At first, diabetic retinopathy may not cause symptoms. As the problem gets worse, symptoms may include:

  • Blurry vision
  • Floaters, which are black spots or cobweb-like shapes
  • Temporary or permanent blindness

How is it diagnosed?

Your eye care provider will ask about your symptoms and medical history and do exams and tests such as:

  • An exam using a microscope with a light attached, called a slit lamp, to look closely at the front and back of your eye
  • An exam using drops to enlarge, or dilate, your pupils and a light to look into the back of your eyes
  • An eye test in which a camera takes pictures of the blood vessels inside your eye after dye is injected into a vein in your arm.
  • An eye pressure test, which uses a small puff of air that is blown against your open eye or a device that briefly touches your eye to measure the pressure inside your eye
  • A visual field test, which uses spots of light to measure your central vision and how well you see things on all sides

How is it treated?

If you are diagnosed with diabetic retinopathy, you need to work with your healthcare provider to get your blood sugar under control with diet and exercise. Many people with diabetes also need to take medicine. Careful control of your blood sugar level, blood pressure, and cholesterol will help delay and possibly prevent vision loss.

If your retina has been damaged by bleeding and swelling inside the eye, you may need surgery or laser treatment to save your vision.
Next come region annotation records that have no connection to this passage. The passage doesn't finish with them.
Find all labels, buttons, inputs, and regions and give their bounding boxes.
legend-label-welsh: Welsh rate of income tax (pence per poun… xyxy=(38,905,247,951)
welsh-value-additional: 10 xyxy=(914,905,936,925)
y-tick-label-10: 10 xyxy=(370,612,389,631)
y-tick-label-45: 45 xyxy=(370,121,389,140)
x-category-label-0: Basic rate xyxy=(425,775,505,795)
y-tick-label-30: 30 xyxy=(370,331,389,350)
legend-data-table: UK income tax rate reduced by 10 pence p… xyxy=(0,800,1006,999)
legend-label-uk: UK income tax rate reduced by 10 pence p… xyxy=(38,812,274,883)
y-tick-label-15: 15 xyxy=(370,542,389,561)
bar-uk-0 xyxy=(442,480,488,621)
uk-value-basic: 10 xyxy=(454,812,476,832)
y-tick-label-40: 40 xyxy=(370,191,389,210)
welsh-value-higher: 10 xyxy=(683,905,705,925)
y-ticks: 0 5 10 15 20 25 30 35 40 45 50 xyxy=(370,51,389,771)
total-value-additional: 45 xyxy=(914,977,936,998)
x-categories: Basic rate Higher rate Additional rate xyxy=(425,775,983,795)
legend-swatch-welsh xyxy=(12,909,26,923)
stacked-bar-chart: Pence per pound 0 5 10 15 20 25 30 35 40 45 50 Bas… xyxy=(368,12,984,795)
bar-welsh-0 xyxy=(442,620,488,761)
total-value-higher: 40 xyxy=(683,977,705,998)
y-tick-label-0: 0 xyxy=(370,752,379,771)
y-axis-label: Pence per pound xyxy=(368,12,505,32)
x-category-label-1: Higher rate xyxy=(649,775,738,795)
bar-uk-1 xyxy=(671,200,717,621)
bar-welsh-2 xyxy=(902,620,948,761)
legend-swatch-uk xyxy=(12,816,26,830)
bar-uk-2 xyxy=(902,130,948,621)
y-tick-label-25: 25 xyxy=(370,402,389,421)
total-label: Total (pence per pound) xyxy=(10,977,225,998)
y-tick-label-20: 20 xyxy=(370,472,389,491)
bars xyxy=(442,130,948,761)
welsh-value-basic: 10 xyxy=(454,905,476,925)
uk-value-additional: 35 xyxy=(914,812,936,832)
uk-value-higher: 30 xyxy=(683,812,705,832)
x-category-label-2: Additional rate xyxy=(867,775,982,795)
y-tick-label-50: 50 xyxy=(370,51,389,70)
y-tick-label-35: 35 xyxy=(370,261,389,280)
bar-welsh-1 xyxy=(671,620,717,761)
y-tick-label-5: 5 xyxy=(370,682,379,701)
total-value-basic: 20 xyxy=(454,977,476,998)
Medicine may be injected into the eye to decrease the growth of new blood vessels and decrease swelling.

How can I take care of myself?

Follow the full course of treatment your healthcare provider prescribes. Ask your healthcare provider:

  • How and when you will hear your test results
  • How long it will take to recover
  • What activities you should avoid and when you can return to your normal activities
  • How to take care of yourself at home
  • What symptoms or problems you should watch for and what to do if you have them

Make sure you know when you should come back for a checkup.

How can I help prevent diabetic retinopathy?

Follow your diabetes treatment plan so that you have fewer problems. A healthy lifestyle may help. For example:

  • Eat a healthy diet and keep a healthy weight.
  • Stay fit with the right kind of exercise for you.
  • Control your blood sugar, blood pressure, and cholesterol levels.
  • If you smoke, try to quit. Talk to your healthcare provider about ways to quit smoking.
  • If you want to drink alcohol, ask your healthcare provider how much is safe for you to drink.

If you have diabetes, see your eye care provider every year, even if you do not have problems with your vision. Let your eye care provider know that you have diabetes and what medicines you take. If you have eye changes due to diabetes, your eye care provider may want you to have exams more often.